Where plaintiff offered no evidence to refute defendant attorney’s testimony that he told plaintiff about the issues with a title before the closing of a real property purchase, summary judgment on the legal malpractice claim was affirmed based on the statute of limitations.
In Dent Road General Partnership v. Synovus Bank, No. W2017-01550-COA-R3-CV (Tenn. Ct. App. Nov. 26, 2018), plaintiff was a partnership who had worked with defendant attorney on the purchase of three tracts of real property in 2004. Although the contract stated that the parcels would be conveyed by warranty deeds, at closing a quitclaim deed was given for one. Later, in 2011, plaintiff partnership attempted to sell the property, at which time a title search revealed “four pending lawsuits seeking to set aside a fraudulent conveyance [of one parcel]…, several judgment liens, and liens lis pendens.” Within one year of this 2011 title search, plaintiff brought suit against several entities, including a claim for legal malpractice against defendant attorney in connection with the 2004 purchase.
The trial court granted summary judgment to defendant attorney, finding that “the injury for purposes of the discovery rule occurred on the date of closing, Marcy 31, 2004, and that [plaintiffs] were alerted to the injury when they received the quitclaim deed at closing.” The Court of Appeals affirmed this ruling.
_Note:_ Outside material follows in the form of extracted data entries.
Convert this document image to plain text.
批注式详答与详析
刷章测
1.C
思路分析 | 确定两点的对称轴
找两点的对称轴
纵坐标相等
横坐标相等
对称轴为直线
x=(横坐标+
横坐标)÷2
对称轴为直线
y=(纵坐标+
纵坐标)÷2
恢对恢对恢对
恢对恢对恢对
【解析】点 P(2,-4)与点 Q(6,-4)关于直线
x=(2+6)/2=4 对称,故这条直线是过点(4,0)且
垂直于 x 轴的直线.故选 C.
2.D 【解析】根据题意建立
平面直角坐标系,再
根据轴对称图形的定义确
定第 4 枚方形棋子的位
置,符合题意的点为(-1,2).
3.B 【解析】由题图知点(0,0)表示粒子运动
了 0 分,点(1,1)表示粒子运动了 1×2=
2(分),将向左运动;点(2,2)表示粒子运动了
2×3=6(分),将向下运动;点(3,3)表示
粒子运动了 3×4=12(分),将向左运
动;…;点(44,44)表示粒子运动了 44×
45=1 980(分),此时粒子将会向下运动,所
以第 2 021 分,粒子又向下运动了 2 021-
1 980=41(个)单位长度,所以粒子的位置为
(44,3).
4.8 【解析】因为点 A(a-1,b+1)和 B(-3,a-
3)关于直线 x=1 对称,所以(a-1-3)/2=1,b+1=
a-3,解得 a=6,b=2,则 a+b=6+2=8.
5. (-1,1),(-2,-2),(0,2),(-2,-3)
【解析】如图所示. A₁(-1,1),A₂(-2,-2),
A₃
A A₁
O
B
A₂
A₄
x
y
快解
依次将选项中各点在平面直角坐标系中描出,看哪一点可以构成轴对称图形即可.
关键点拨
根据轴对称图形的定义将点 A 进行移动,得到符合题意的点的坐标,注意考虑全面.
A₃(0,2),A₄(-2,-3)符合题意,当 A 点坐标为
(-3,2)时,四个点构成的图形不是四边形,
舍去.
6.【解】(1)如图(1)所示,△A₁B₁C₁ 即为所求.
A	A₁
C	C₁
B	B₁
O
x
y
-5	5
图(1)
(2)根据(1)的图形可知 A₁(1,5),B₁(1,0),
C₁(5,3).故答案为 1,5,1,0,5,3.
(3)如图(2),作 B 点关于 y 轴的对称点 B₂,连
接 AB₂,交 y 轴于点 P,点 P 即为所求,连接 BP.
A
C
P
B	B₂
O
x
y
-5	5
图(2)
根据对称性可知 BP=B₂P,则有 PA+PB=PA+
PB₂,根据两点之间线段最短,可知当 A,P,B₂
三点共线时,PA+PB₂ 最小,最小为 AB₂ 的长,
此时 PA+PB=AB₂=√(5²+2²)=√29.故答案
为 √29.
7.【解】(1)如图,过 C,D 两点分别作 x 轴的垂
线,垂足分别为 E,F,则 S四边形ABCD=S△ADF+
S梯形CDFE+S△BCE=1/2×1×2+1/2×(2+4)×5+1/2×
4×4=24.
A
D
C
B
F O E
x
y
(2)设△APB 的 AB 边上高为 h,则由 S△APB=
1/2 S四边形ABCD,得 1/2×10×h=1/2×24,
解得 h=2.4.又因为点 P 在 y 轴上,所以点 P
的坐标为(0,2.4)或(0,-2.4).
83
In legal malpractice cases, the discovery rule applies to the one-year statute of limitations, and starts when the plaintiff suffers “legally cognizable damage” and when plaintiff “must have known or in the exercise of reasonable diligence should have known that this injury was caused by the defendant’s wrongful or negligent conduct.” Here, plaintiff argued that the partnership did not suffer an injury, nor did it know about an injury, until it was unable to sell the property due to the title search that revealed the pending lawsuits. Defendant attorney, on the other hand, argued that the statute of limitations on the alleged malpractice began to run at closing when plaintiff was given a quitclaim rather than a warranty deed.
The Court first looked at when plaintiff suffered an injury, noting that “the injury need not be irremediable” for purposes of legal malpractice. (internal citation omitted). The Court determined that the injury occurred at the closing, reasoning:
[Plaintiffs] were the purchasers…during the 2004 transaction. At this time, despite the express requirement that the purchase of the Dent Road property be accomplished by warranty deed, [plaintiffs] received only a quitclaim deed to the Access Tract, a necessary component of the Dent Road property…. Moreover, there is no dispute in this case that at the time of the closing, the quitclaim deed conveyed less than marketable title to [plaintiffs]. …The injury to them was not the inconvenience of defending against a later suit by the buyer but in actually receiving property via quitclaim deed with a cloud on its title, despite the expectation that the title would be conveyed via warranty deed and be marketable.
Next, the Court examined when plaintiff had actual or constructive notice of the injury. Plaintiff relied on the testimony of one of the partners (Watters) who stated in his deposition that “he couldn’t remember receiving the closing documents” and that he “wouldn’t have read the documents.” Plaintiff alleged that this testimony prevented summary judgment, but the Court rejected this argument.
The Court looked at the affidavit of defendant attorney, wherein he stated that he met with partner Watters in person on March 29, 2004 before the closing and discussed “title issues surrounding the Access Tract,” “pending lawsuits affecting title,” and “judgment liens and liens lis pendens.” Defendant stated in his affidavit that “there is no doubt that Mr. Watters understood all of the circumstances of the transaction at issue, and understood the Access Tract was subject to title issues.” In addition to his affidavit, defendant supplied the invoice sent to plaintiff in 2004 that listed the date of the meeting and described the meeting as a discussion of “escrow and title issues.” In response to defendant’s evidence, plaintiff did not dispute that the March 29, 2004 meeting occurred, and in fact failed to specifically address the meeting at all. While Watters had originally stated in a deposition that he did not recall whether defendant explained any title issues to him, he submitted an affidavit in response to the motion for summary judgment stating that “based on the counsel from [defendant] that the issues were minor in nature, I had no reason to believe there was any material issue with title or the closing proceeding as planned.”
Considering the evidence presented by both parties, the Court held that “Watter’s deposition testimony [was] insufficient to create a genuine dispute regarding [defendant’s] unequivocal affidavit testimony that the unresolved title issues were made known to Mr. Watter’s prior to the closing.” The Court further found that Watter’s affidavits did not create an issue of fact, noting that they did not “specifically address the March 29, 2004 meeting” and thus did not conflict with defendant’s testimony. The Court stated that “Mr. Watters was unable to recall, and therefore unable to deny, that the March 29, 2004 meeting took place as described by [defendant],” and that defendant had carried its burden on summary judgment. The Court ruled that “the undisputed facts therefore establish that Mr. Watters knew or should have known that the title defects had not been corrected by [defendant] at the latest, on March 31, 2004, at the closing….” The one-year limitations period thus began to run at the closing of the property, and that the suit was accordingly time-barred.
This holding is pretty fact specific, but it is a reminder that plaintiffs who believe they may have a legal malpractice claim cannot wait until the full effects of the alleged negligence come to pass. In addition, this case shows that a plaintiff’s testimony that he does not recall a specific incident will often not be enough to defeat a properly supported summary judgment motion.